The beehive fence, or beehive deterrent was an idea born from Dr. Lucy King, Head of the Human-Elephant Co-Existence Program for Save the Elephants (learn more about her here: https://www.zoo.ox.ac.uk/people/dr-lucy-king). Her DPhil degree thesis examined the relationship between African elephants and African honeybees, and how the honeybees can be used as a deterrent for elephants, keeping them away from farmer’s lands, and out of harm’s way (to an extent).
Wild Survivors has adopted this idea and began planning how to bring this to life in Tanzania because the beehive fences are beneficial to the elephant population, the farmers land, and the bees. It works by creating a natural barrier between farmland and elephant roaming territory. Based on her research, Dr. King was able to determine that the bees were the most effective way of keeping elephants away from farmer’s properties. And the beehives aren’t only keeping the elephants safe from the farmers, but also allows the farmers to become beekeepers. If the farmers learn how to keep bees and have these beehives as protection from the elephants, their crops will flourish and they will be able to collect the honey from the hives.
The peacekeeping Top Bar Beehive, designed in Tanzania, for Wild Survivors:
The TopBar hive is not only protected from the rain and intense sun by the tin roof on the top, but also by thatched roofing secured over the hive when they're hung. The goal for the beehive fences are to hang them about shoulder height of an elephant, so when the elephant is trying to move past the “fence” into a farmer’s land, they will bump into the box, disrupting the bees. The sound of the bees buzzing will then scare the elephants away from the box, and away from the farm.

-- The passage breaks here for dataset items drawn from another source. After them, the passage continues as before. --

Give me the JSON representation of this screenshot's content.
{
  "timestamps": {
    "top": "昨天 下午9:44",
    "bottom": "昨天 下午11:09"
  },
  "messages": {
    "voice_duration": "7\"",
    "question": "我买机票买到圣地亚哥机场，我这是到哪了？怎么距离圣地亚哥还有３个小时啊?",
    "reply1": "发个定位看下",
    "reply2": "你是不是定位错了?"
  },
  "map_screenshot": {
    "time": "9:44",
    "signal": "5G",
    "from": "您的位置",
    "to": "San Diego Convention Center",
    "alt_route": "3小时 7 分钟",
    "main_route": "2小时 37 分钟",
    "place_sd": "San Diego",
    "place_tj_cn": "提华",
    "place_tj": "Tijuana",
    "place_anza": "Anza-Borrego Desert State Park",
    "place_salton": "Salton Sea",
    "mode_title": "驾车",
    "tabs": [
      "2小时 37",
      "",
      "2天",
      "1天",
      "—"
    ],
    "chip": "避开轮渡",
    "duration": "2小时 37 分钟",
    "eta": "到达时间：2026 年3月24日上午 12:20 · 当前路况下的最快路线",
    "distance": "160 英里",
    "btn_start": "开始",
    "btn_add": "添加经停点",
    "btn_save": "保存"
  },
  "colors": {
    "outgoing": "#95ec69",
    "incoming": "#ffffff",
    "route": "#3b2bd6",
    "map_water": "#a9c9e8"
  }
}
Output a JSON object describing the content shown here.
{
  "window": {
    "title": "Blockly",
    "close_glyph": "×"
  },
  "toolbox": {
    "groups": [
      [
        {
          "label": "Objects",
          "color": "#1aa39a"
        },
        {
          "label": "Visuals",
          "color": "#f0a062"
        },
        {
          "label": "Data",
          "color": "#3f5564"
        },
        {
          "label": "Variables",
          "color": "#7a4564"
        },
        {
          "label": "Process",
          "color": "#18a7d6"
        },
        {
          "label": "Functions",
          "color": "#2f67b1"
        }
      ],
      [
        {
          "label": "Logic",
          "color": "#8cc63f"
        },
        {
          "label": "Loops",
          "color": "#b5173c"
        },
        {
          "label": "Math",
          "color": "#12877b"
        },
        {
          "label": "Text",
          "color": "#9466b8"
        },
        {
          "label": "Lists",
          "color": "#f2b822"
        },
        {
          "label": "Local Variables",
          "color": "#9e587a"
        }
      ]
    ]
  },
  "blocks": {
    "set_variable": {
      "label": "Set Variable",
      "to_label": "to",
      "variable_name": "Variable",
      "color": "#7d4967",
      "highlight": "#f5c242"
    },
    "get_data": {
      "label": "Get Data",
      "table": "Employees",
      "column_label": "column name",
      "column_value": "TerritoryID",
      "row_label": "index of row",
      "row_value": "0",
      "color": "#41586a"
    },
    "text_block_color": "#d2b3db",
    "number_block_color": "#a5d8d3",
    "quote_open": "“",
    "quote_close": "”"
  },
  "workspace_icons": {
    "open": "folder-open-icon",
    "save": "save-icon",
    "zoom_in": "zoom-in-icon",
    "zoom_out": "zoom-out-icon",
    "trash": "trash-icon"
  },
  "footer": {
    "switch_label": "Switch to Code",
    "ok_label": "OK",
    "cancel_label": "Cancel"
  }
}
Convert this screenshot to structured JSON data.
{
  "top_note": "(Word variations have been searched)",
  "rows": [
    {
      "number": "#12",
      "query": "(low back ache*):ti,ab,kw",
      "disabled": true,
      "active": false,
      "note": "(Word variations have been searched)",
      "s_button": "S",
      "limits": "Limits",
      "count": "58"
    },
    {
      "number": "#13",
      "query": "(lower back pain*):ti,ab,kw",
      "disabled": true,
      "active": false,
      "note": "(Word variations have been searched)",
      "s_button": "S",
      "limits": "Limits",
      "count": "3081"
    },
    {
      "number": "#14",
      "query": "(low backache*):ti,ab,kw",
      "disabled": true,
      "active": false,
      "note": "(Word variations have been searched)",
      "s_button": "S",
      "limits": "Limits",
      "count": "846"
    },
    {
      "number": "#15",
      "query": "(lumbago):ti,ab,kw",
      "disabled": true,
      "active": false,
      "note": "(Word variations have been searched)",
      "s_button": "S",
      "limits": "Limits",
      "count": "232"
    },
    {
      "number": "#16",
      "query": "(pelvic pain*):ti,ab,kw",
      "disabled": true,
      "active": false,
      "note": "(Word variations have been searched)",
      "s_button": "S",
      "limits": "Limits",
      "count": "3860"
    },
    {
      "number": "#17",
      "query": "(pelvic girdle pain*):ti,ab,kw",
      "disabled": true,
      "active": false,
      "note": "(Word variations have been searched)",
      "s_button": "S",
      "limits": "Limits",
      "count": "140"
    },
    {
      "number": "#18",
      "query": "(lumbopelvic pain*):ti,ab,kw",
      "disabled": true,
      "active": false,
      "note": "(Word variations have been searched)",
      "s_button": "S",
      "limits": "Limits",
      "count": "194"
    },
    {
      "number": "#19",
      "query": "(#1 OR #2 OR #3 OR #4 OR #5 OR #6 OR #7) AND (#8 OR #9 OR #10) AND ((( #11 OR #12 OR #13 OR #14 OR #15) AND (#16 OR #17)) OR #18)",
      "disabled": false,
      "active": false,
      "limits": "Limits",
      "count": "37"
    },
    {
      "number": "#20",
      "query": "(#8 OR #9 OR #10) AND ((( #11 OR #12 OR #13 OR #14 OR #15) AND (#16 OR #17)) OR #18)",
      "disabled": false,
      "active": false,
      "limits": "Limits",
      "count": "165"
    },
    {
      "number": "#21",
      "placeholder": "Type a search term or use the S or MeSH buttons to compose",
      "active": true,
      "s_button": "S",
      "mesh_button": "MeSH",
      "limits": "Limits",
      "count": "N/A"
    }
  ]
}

I think this idea is brilliant. My father and I are bee keepers and we have started a project with a school we support in Ghana to bring beehives and beekeeping into the curriculum. This is a great way to not only repopulate and support the bee species, but also give students the ability to make money while they go to school. This is the same for the farmers. Not only are they helping their crops, but the honey they collect from the hives can be used in the home or sold to others.
Here’s an example of Dr. Lucy King’s beehive fence set up in Sagalla, Kenya:
Each hive is suspended as its own unit, and has a thatched roof above it. This is how the bee fence works and can be as big or small as needed. Interestingly, not all the boxes are actual bee hives. Some of them are “dummies” and are just a piece of wood that mimics one side of the hive. These dummies allow a farmer to not have to spend extreme amounts of money on a lot of hives but can purchase some hives and some dummies. As the elephants run into the fence more and more, they will begin to recognise the hives as danger just by the sight of them, so they could see a dummy hive and turn away.